June 6th, 2020

Conscious leadership

Leadership

5 min read

Personal responsibility. Lines. Roles. View on the world and circumstances.

Practicing what you preach is not always the easiest thing to do. Therefore I have turned the concept around and this time concentrating on preaching what I practice. People seeing my attempts up close can be the judges to the outcome. Nevertheless being conscious regarding what I am doing, is an impactful part of leadership. How can you know to lead anyone if you do not know them? And how can you ever imagine to know others, if you are not able to evaluate who you are and what you are doing? Therefore consciousness is not only important for you as a person for your interests but also for the purpose of being well prepared for leadership. 

The concept

✨ I recently got acquainted with concepts introduced by Chapman, Dethmer, and Klemp in "The 15 commitments of Conscious Leadership". Amongst other points I was turning my interest in the topic of personal responsibility and the concept often heard where people confuse taking responsibility with admitting being wrong, making a mistake, and feeling guilty. Interestingly it is very overlooked how taking or showing responsibility is a scale where you move up and down based on your actions, words, and attitude. Imagine the scale to have a middle line where being above the line means being open, curious, and committed to learning and being below the line highlighting being closed, defensive, and committed to being right. Looking at taking responsibility, and keeping the scale in mind, you can see that you can be open and curious without admitting fault, as well as admitting to having made a mistake does not exclude the possibility for you still being strongly defensive.  Therefore I am working on letting go of the need to be always right.  Always right - what a tiring thing. Letting go of the need to always have an answer and to always have the last say or to be right or think that my thoughts are the only right ones. By pursuing to be always right I am not only taking away a possibility from others to think, propose, have an impact but by pursuing to be always right I am taking away my own possibility to learn. If a person is motivated of proving to everyone, including themselves, that they are right, then this creates a vicious cycle and ends up losing their personal responsibility. 

The roles

✨ Second connected concept to taking responsibility and your location on the scale turns its attention to 3 different roles people tend to take when they are below the line. 

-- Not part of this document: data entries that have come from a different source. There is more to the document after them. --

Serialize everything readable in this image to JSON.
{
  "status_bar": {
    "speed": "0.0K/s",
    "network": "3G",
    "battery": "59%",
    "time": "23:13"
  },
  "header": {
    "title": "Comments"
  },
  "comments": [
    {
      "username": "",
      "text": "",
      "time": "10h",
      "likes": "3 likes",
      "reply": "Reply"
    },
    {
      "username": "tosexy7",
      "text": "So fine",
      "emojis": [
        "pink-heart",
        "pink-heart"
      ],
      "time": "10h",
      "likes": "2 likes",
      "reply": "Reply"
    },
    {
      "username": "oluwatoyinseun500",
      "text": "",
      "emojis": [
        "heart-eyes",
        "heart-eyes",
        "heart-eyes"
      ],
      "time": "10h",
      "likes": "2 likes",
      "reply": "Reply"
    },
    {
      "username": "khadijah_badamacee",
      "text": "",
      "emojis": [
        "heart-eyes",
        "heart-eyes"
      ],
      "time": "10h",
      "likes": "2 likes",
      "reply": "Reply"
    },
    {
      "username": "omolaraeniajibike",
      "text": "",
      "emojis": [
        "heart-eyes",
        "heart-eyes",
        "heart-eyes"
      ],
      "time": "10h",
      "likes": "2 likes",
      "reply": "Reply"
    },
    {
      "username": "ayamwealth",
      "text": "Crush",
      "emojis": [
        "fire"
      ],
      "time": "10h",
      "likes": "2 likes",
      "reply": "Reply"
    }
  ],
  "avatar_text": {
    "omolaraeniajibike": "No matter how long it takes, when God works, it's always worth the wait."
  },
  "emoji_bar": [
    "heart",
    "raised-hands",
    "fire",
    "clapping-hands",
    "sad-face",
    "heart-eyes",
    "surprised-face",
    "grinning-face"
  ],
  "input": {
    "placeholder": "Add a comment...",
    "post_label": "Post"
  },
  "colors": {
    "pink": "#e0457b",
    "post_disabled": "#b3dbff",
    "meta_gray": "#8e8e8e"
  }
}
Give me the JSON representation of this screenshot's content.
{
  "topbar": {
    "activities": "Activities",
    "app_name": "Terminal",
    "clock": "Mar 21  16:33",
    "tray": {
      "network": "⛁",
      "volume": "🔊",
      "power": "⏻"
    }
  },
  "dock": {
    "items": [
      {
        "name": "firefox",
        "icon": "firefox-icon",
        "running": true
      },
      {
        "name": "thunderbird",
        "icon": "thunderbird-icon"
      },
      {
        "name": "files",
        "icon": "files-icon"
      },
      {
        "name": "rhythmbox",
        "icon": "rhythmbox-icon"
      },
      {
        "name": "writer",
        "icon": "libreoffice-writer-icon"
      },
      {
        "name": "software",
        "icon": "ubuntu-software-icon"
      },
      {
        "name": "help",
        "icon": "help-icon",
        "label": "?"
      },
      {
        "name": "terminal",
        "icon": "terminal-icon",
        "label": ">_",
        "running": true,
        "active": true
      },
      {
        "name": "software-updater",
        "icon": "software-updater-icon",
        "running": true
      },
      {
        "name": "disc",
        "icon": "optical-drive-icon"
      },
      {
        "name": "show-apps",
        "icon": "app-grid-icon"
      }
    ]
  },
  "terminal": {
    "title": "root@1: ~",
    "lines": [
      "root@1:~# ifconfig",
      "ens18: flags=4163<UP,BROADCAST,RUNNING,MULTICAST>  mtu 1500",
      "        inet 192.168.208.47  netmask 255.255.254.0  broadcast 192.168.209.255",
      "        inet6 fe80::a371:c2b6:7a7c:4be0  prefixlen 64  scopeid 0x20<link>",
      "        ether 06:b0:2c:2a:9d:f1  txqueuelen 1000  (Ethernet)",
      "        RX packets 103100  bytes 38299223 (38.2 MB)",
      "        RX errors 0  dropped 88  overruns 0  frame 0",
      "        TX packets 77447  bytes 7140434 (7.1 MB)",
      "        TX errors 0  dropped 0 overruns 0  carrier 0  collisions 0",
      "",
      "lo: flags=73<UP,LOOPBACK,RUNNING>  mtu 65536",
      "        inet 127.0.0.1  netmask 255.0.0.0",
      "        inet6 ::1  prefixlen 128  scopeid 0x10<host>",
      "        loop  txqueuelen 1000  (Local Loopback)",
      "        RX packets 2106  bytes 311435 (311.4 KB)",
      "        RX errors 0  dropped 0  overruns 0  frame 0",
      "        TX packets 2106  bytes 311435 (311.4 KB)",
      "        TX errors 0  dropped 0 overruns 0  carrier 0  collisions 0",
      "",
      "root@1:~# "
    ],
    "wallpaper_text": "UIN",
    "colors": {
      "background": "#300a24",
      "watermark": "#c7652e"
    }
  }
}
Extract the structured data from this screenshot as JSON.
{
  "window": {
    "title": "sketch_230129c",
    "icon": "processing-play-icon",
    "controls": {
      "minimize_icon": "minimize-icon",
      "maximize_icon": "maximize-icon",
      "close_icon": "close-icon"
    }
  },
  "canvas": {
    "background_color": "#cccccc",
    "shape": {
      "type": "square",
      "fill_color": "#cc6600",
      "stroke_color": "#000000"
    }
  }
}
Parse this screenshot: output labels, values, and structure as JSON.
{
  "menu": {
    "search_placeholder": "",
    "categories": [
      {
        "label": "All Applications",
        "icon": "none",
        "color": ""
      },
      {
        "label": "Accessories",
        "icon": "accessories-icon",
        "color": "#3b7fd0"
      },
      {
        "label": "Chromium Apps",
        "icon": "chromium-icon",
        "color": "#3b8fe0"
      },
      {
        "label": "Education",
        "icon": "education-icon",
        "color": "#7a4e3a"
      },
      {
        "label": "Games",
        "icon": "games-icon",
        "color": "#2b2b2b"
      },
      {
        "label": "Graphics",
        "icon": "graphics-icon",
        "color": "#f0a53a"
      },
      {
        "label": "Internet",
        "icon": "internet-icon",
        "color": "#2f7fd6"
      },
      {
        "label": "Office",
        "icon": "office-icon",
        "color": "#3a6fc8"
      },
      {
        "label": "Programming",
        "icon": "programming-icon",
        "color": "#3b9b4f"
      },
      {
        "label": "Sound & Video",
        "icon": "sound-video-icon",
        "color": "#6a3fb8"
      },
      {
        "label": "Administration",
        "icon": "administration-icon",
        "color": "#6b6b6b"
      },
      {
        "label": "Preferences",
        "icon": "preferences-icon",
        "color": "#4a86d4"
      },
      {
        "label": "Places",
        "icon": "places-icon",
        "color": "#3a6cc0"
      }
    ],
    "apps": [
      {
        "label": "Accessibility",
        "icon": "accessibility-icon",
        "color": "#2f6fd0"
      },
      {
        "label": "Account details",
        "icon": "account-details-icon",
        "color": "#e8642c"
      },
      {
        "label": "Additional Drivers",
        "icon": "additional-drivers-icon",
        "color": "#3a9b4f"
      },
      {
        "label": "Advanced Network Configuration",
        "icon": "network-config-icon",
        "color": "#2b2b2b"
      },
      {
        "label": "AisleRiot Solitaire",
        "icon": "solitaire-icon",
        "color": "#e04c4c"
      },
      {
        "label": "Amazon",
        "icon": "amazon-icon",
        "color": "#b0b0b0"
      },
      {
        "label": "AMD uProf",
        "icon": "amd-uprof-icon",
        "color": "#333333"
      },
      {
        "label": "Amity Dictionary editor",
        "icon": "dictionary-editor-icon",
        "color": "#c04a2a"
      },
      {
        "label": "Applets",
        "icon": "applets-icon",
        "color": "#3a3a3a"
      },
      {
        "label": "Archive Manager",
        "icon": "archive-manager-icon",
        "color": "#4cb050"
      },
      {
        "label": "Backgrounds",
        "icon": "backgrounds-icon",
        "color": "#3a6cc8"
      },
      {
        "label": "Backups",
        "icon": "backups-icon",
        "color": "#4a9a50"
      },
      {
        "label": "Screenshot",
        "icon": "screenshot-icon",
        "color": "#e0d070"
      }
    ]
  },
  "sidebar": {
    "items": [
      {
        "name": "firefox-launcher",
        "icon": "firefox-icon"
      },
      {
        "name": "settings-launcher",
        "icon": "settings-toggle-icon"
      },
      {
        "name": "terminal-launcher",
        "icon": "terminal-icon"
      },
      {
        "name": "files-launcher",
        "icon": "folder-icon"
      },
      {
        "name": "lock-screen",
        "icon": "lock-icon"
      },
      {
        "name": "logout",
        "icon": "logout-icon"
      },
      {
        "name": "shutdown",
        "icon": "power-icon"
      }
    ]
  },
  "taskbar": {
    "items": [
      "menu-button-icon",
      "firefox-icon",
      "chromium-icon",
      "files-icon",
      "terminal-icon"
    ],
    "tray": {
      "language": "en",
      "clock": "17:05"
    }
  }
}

The victim. When I’m a victim, I’m living as though I’m “the effect of” people, circumstances, and conditions.  I locate the cause of my experience as something or someone outside of me. I’m upset because a supplier didn’t deliver or the markets are down or there is bad traffic. It could also be that I’m happy, but the cause of my happiness is the circumstances outside of me. Victims never take full responsibility for their lives.

The villain. Villains blame. They blame others, the collective, and themselves. They move through life finding fault. Villains believe something is wrong and their goal is to figure out who caused it.

The hero. Heroes seek temporary relief.  The keyword is temporary.  They don’t want to bring ultimate resolution to an issue because if they did, they would be out of a job. Heroes over-function and often take more responsibility than is theirs. They do this at the expense of others, the team, and themselves.

When we are above the line, the victim moves to the creator, the villain moves to the challenger and the hero becomes the coach. As nothing is permanent, then just because you currently most often find yourself to be located below the line in any of the 3 roles, does not keep you from moving above the line. 

Should or should not be

✨ From all the concepts to debate on, my favorite is the view of the world. Most people believe that there is a way the world should be, and a way the world should not be. Recently I have seen myself fall deep into thought trying to understand why do we assume the world is supposed to be in a particular way? We talk about that we should meet our quarterly targets in the same way as talking that milk should not be spilled? Isn't this a great opportunity to challenge this view by opting to think that things are the way the world just shows up? There are reasons the targets were not met, or why the milk was spilled. Let's accept that life does not always turn out like we assume it should. From this change of view we could gain not being anxious and wasting our time to force the world to fit our beliefs. Focusing on how things were supposed to be is basically blaming. Blaming yourself is no better than blaming others or circumstances. Focusing on blame is at the end of the day equal to not taking responsibility. I pursue not put the focus on blame, as that just concentrates on the ways things should or should not be. What if the biggest questions are not:

  • How can we fix this?

  • How can we keep this from happening? 

What if the main question is "what can we learn from this?" "I wonder what is this here to teach me?"